A similar what-the-fuck moment for the Night King, who, for someone who wants to wipe out Westeros’s history, doesn’t seem to understand time management. Once he finally reached Bran in the forest, he emerged from the crowd of wights with all the speed of a wedding processional. After killing Theon, the Night King then walked over to Bran. Walked! To his enemy! To the one who holds what he wants most! Stroll, light jog, skip, do the Naomi Campbell walk for all I care! But don’t just walk! Arya had to make a 15-foot broad jump MINIMUM to get to the Night King right as he reached for his sword—S-L-O-W-L-Y reached, by the way—and he only turned to catch her a millisecond before that Valyrian steel reached his heart. He also didn’t crush her right away, despite his hand being on her neck, leading to his fate: death by a Jordan-inspired midair hand switch.

Roster Help

Earlier in the episode, Arya climbed under tables and tiptoed around a library to avoid being discovered by a group of wights. Right—she’s sneaky. But you’d still think that the Night King or any of the wights and Walkers that surrounded him could have heard her as she ran up to him without any complication. I know communication isn’t a strength for wights or White Walkers, but there wasn’t so much as a grunty AIDUEHRBDHKJSH noise from any of them to tell their boss, “Hey man, watch out.”
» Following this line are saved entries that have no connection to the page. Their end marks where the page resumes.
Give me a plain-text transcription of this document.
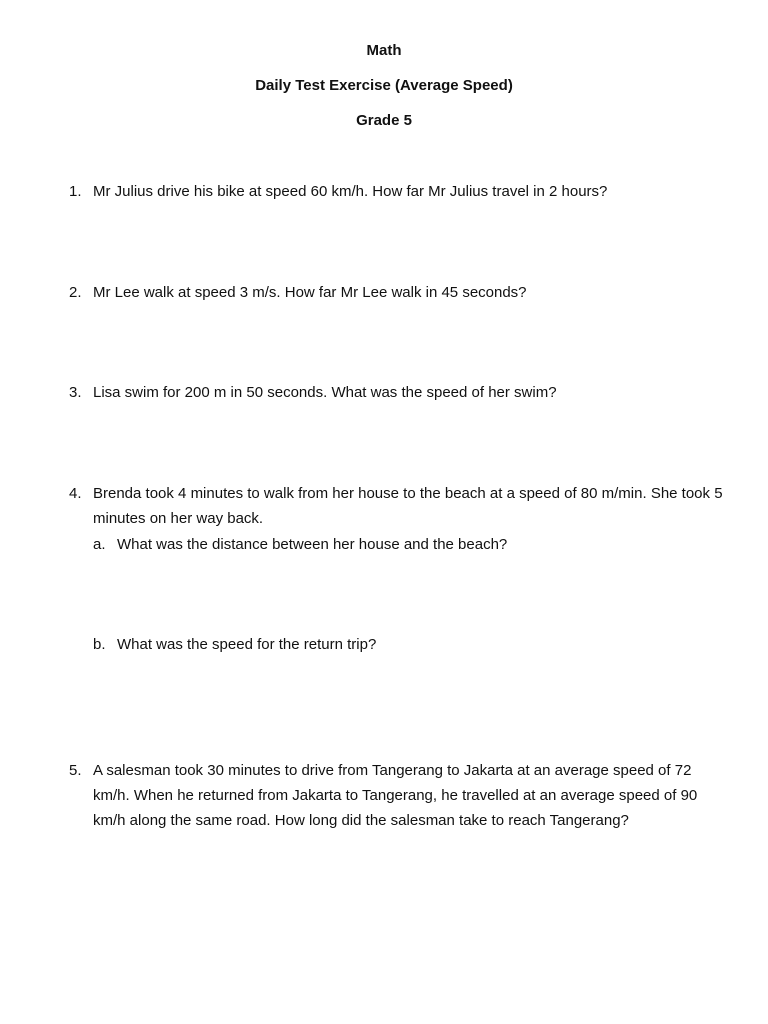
Math
Daily Test Exercise (Average Speed)
Grade 5
1. Mr Julius drive his bike at speed 60 km/h. How far Mr Julius travel in 2 hours?
2. Mr Lee walk at speed 3 m/s. How far Mr Lee walk in 45 seconds?
3. Lisa swim for 200 m in 50 seconds. What was the speed of her swim?
4. Brenda took 4 minutes to walk from her house to the beach at a speed of 80 m/min. She took 5 minutes on her way back.
a. What was the distance between her house and the beach?
b. What was the speed for the return trip?
5. A salesman took 30 minutes to drive from Tangerang to Jakarta at an average speed of 72 km/h. When he returned from Jakarta to Tangerang, he travelled at an average speed of 90 km/h along the same road. How long did the salesman take to reach Tangerang?
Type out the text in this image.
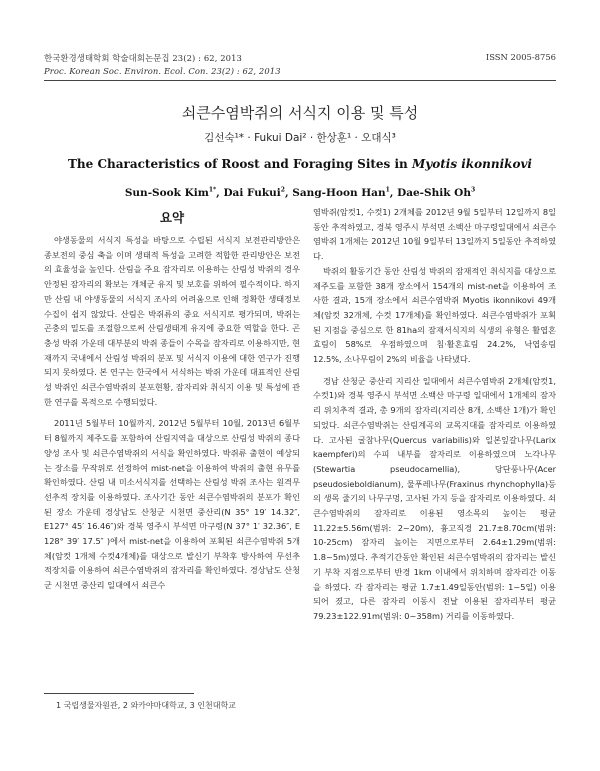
한국환경생태학회 학술대회논문집 23(2) : 62, 2013
Proc. Korean Soc. Environ. Ecol. Con. 23(2) : 62, 2013
ISSN 2005-8756
쇠큰수염박쥐의 서식지 이용 및 특성
김선숙¹* · Fukui Dai² · 한상훈¹ · 오대식³
The Characteristics of Roost and Foraging Sites in Myotis ikonnikovi
Sun-Sook Kim$^{1*}$, Dai Fukui$^2$, Sang-Hoon Han$^1$, Dae-Shik Oh$^3$
요약

야생동물의 서식지 특성을 바탕으로 수립된 서식지 보전관리방안은 종보전의 중심 축을 이며 생태적 특성을 고려한 적합한 관리방안은 보전의 효율성을 높인다. 산림을 주요 잠자리로 이용하는 산림성 박쥐의 경우 안정된 잠자리의 확보는 개체군 유지 및 보호를 위하여 필수적이다. 하지만 산림 내 야생동물의 서식지 조사의 어려움으로 인해 정확한 생태정보 수집이 쉽지 않았다. 산림은 박쥐류의 중요 서식지로 평가되며, 박쥐는 곤충의 밀도를 조절함으로써 산림생태계 유지에 중요한 역할을 한다. 곤충성 박쥐 가운데 대부분의 박쥐 종들이 수목을 잠자리로 이용하지만, 현재까지 국내에서 산림성 박쥐의 분포 및 서식지 이용에 대한 연구가 진행되지 못하였다. 본 연구는 한국에서 서식하는 박쥐 가운데 대표적인 산림성 박쥐인 쇠큰수염박쥐의 분포현황, 잠자리와 취식지 이용 및 특성에 관한 연구를 목적으로 수행되었다.

2011년 5월부터 10월까지, 2012년 5월부터 10월, 2013년 6월부터 8월까지 제주도를 포함하여 산림지역을 대상으로 산림성 박쥐의 종다양성 조사 및 쇠큰수염박쥐의 서식을 확인하였다. 박쥐류 출현이 예상되는 장소를 무작위로 선정하여 mist-net을 이용하여 박쥐의 출현 유무를 확인하였다. 산림 내 미소서식지를 선택하는 산림성 박쥐 조사는 원격무선추적 장치를 이용하였다. 조사기간 동안 쇠큰수염박쥐의 분포가 확인된 장소 가운데 경상남도 산청군 시천면 중산리(N 35° 19′ 14.32″, E127° 45′ 16.46″)와 경북 영주시 부석면 마구령(N 37° 1′ 32.36″, E 128° 39′ 17.5″ )에서 mist-net을 이용하여 포획된 쇠큰수염박쥐 5개체(암컷 1개체 수컷4개체)를 대상으로 발신기 부착후 방사하여 무선추적장치를 이용하여 쇠큰수염박쥐의 잠자리를 확인하였다. 경상남도 산청군 시천면 중산리 일대에서 쇠큰수

염박쥐(암컷1, 수컷1) 2개체를 2012년 9월 5일부터 12일까지 8일동안 추적하였고, 경북 영주시 부석면 소백산 마구령일대에서 쇠큰수염박쥐 1개체는 2012년 10월 9일부터 13일까지 5일동안 추적하였다.

박쥐의 활동기간 동안 산림성 박쥐의 잠재적인 취식지를 대상으로 제주도를 포함한 38개 장소에서 154개의 mist-net을 이용하여 조사한 결과, 15개 장소에서 쇠큰수염박쥐 Myotis ikonnikovi 49개체(암컷 32개체, 수컷 17개체)를 확인하였다. 쇠큰수염박쥐가 포획된 지점을 중심으로 한 81ha의 잠재서식지의 식생의 유형은 활엽혼효림이 58%로 우점하였으며 침·활혼효림 24.2%, 낙엽송림 12.5%, 소나무림이 2%의 비율을 나타냈다.

경남 산청군 중산리 지리산 일대에서 쇠큰수염박쥐 2개체(암컷1, 수컷1)와 경북 영주시 부석면 소백산 마구령 일대에서 1개체의 잠자리 위치추적 결과, 총 9개의 잠자리(지리산 8개, 소백산 1개)가 확인되었다. 쇠큰수염박쥐는 산림계곡의 교목지대를 잠자리로 이용하였다. 고사된 굴참나무(Quercus variabilis)와 일본잎갈나무(Larix kaempferi)의 수피 내부를 잠자리로 이용하였으며 노각나무(Stewartia pseudocamellia), 당단풍나무(Acer pseudosieboldianum), 물푸레나무(Fraxinus rhynchophylla)등의 생목 줄기의 나무구멍, 고사된 가지 등을 잠자리로 이용하였다. 쇠큰수염박쥐의 잠자리로 이용된 영소목의 높이는 평균 11.22±5.56m(범위: 2~20m), 흉고직경 21.7±8.70cm(범위: 10-25cm) 잠자리 높이는 지면으로부터 2.64±1.29m(범위: 1.8~5m)였다. 추적기간동안 확인된 쇠큰수염박쥐의 잠자리는 발신기 부착 지점으로부터 반경 1km 이내에서 위치하며 잠자리간 이동을 하였다. 각 잠자리는 평균 1.7±1.49일동안(범위: 1~5일) 이용되어 졌고, 다른 잠자리 이동시 전날 이용된 잠자리부터 평균 79.23±122.91m(범위: 0~358m) 거리를 이동하였다.

1 국립생물자원관, 2 와카야마대학교, 3 인천대학교
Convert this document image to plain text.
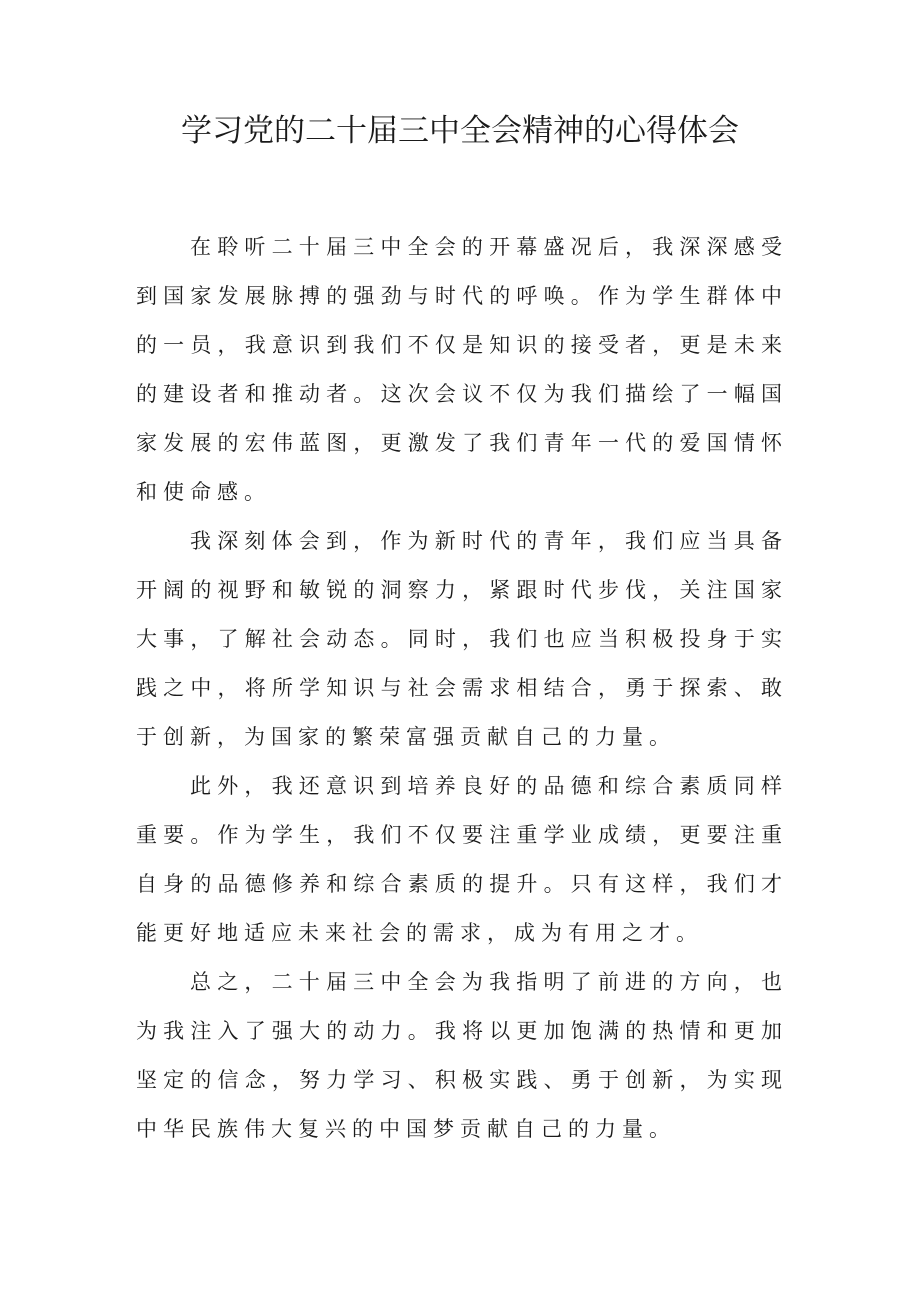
学习党的二十届三中全会精神的心得体会

在聆听二十届三中全会的开幕盛况后，我深深感受到国家发展脉搏的强劲与时代的呼唤。作为学生群体中的一员，我意识到我们不仅是知识的接受者，更是未来的建设者和推动者。这次会议不仅为我们描绘了一幅国家发展的宏伟蓝图，更激发了我们青年一代的爱国情怀和使命感。

我深刻体会到，作为新时代的青年，我们应当具备开阔的视野和敏锐的洞察力，紧跟时代步伐，关注国家大事，了解社会动态。同时，我们也应当积极投身于实践之中，将所学知识与社会需求相结合，勇于探索、敢于创新，为国家的繁荣富强贡献自己的力量。

此外，我还意识到培养良好的品德和综合素质同样重要。作为学生，我们不仅要注重学业成绩，更要注重自身的品德修养和综合素质的提升。只有这样，我们才能更好地适应未来社会的需求，成为有用之才。

总之，二十届三中全会为我指明了前进的方向，也为我注入了强大的动力。我将以更加饱满的热情和更加坚定的信念，努力学习、积极实践、勇于创新，为实现中华民族伟大复兴的中国梦贡献自己的力量。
To make matters worse, they’re all vets. Think about how long these guys have been in the game—a literal lifetime. The same goes for San Antonio’s vets on the court, and, again, for Popovich, the longest-tenured coach in the NBA. The army of the dead is an army of brain farters, and I’m still blaming them. The Spurs coaching staff is supposed to be the best in the league.

Disclosure: HBO is an initial investor in The Ringer.